A door below opened and shut. Footsteps sounded from the hall; quick, bounding, they passed her door.

"Gyp!" Isobel called. There was no answer. Someone was moving in the nursery; it was Jerry, then, not Gyp.

"Jerry!" Still there was no answer. Jerry was too busy turning the contents of her bureau drawer to hear. She found the bathing-cap for which she was hunting and started down the hall. A sudden, pitiful, choky sob halted her flight.

When she peeped into Isobel's room Isobel was lying with her face buried in her pillow.

"Isobel----" Jerry advanced quickly to the side of the bed. "Is anything wrong? What is the matter?"

"I--I wish I--were dead!"

"Oh--_Isobel_!"

"So would you if you had to lie here day in and day out a--a helpless cripple and left all alone----"

Jerry looked around the quiet room. There was something very lonely about it--and that patter of the rain----

"Isn't Mrs. Hicks----"

"Oh--_Hicks_. She's just a crosspatch! You all leave me to servants because I can't move. Nobody loves me the least little bit. I--I wish I were dead."

To Jerry there was something very dreadful in Isobel's words. What if her wish came true, then and there? What if the breath suddenly stopped--and it would be too late to take back the wish----

"Oh, _don't_ say that again, Isobel. Can't I stay with you?"

Isobel turned such a grateful face from her pillow that Jerry's heart was touched. Of course poor Isobel was lonely and she and Gyp _had_ selfishly neglected her. Even though Isobel did not care very much for her, she would doubtless be better company than--no one. She slipped the bathing-cap in her pocket and slowly drew off her coat and hat.

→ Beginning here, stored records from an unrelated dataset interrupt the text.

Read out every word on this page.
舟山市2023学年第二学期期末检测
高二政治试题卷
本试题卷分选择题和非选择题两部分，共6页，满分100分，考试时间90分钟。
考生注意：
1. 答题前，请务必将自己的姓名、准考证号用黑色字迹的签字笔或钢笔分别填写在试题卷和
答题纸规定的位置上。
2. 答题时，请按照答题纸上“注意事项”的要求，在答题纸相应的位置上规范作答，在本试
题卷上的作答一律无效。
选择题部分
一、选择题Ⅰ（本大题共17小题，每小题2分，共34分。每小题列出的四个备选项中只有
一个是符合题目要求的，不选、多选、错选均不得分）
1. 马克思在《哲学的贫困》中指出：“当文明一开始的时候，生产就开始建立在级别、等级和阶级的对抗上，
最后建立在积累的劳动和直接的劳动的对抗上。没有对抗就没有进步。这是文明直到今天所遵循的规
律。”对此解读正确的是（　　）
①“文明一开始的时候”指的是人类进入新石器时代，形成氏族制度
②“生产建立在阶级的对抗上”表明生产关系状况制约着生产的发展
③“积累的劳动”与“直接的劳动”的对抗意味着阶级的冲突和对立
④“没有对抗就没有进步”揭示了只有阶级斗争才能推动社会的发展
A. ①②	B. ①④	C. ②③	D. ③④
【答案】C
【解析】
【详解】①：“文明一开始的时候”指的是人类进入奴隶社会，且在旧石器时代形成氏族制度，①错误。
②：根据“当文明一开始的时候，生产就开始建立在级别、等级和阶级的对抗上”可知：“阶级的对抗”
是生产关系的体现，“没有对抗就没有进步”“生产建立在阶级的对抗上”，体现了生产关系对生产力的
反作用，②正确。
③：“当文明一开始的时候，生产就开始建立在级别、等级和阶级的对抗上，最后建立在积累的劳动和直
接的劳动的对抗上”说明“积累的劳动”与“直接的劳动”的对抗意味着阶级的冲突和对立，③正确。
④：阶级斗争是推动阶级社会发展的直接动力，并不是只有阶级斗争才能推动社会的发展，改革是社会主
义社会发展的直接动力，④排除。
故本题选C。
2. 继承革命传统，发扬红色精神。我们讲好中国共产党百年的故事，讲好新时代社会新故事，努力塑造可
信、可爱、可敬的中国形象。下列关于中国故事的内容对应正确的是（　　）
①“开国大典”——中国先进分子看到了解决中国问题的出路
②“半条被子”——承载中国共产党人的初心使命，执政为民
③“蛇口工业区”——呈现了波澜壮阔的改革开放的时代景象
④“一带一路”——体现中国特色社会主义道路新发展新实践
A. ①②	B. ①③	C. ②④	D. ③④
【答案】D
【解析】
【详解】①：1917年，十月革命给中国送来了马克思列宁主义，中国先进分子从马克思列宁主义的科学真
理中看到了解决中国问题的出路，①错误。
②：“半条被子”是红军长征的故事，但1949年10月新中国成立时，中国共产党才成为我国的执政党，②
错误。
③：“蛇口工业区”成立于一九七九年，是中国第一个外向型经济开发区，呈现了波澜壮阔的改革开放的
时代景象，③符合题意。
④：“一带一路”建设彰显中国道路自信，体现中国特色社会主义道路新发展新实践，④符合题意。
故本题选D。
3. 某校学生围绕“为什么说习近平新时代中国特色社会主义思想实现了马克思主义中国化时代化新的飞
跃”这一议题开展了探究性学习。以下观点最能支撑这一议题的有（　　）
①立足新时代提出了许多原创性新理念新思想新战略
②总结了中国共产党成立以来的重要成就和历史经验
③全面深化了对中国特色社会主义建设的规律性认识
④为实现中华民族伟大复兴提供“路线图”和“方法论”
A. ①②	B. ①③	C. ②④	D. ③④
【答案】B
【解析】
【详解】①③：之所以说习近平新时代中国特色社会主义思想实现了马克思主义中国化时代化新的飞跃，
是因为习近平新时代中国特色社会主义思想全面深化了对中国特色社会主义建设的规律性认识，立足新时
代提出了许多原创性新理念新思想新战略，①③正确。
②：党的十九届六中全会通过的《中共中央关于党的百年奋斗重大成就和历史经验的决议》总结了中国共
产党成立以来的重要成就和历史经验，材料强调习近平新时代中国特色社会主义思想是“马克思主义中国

"Do you mind staying?" Isobel asked in a very pleading voice.

Jerry might reasonably have answered: "I do mind. I cannot stay; this is the afternoon of the great inter-school swimming meet and I am late, now, because I came home for my cap," but she was so thrilled by the simple fact of Isobel's wanting her--_her_, that everything else was forgotten.

"Of course I don't. It's horrid and stupid for you to lie here all day long. Shall I read?"

"Oh, _no_--after that dreadful tutor goes I don't want to see a book!"

"Let's think of something jolly--and different. Would you like to play travel? It's a game my mother and Little-Dad and I made up. It's lots of fun. We pick out a certain place and we say we're going there. We get time-tables for trains and boats and we decide just what we'll pack--all pretend, of course. Then we look up in the travel books all 'bout the place and we have the grandest time--most as good as though we really went. Last winter we traveled through Scotland. It made the long evenings when we were shut in at Sunnyside pass like magic. Little-Dad has a perfect passion for time-tables and he never really goes anywhere in his life--except in the game."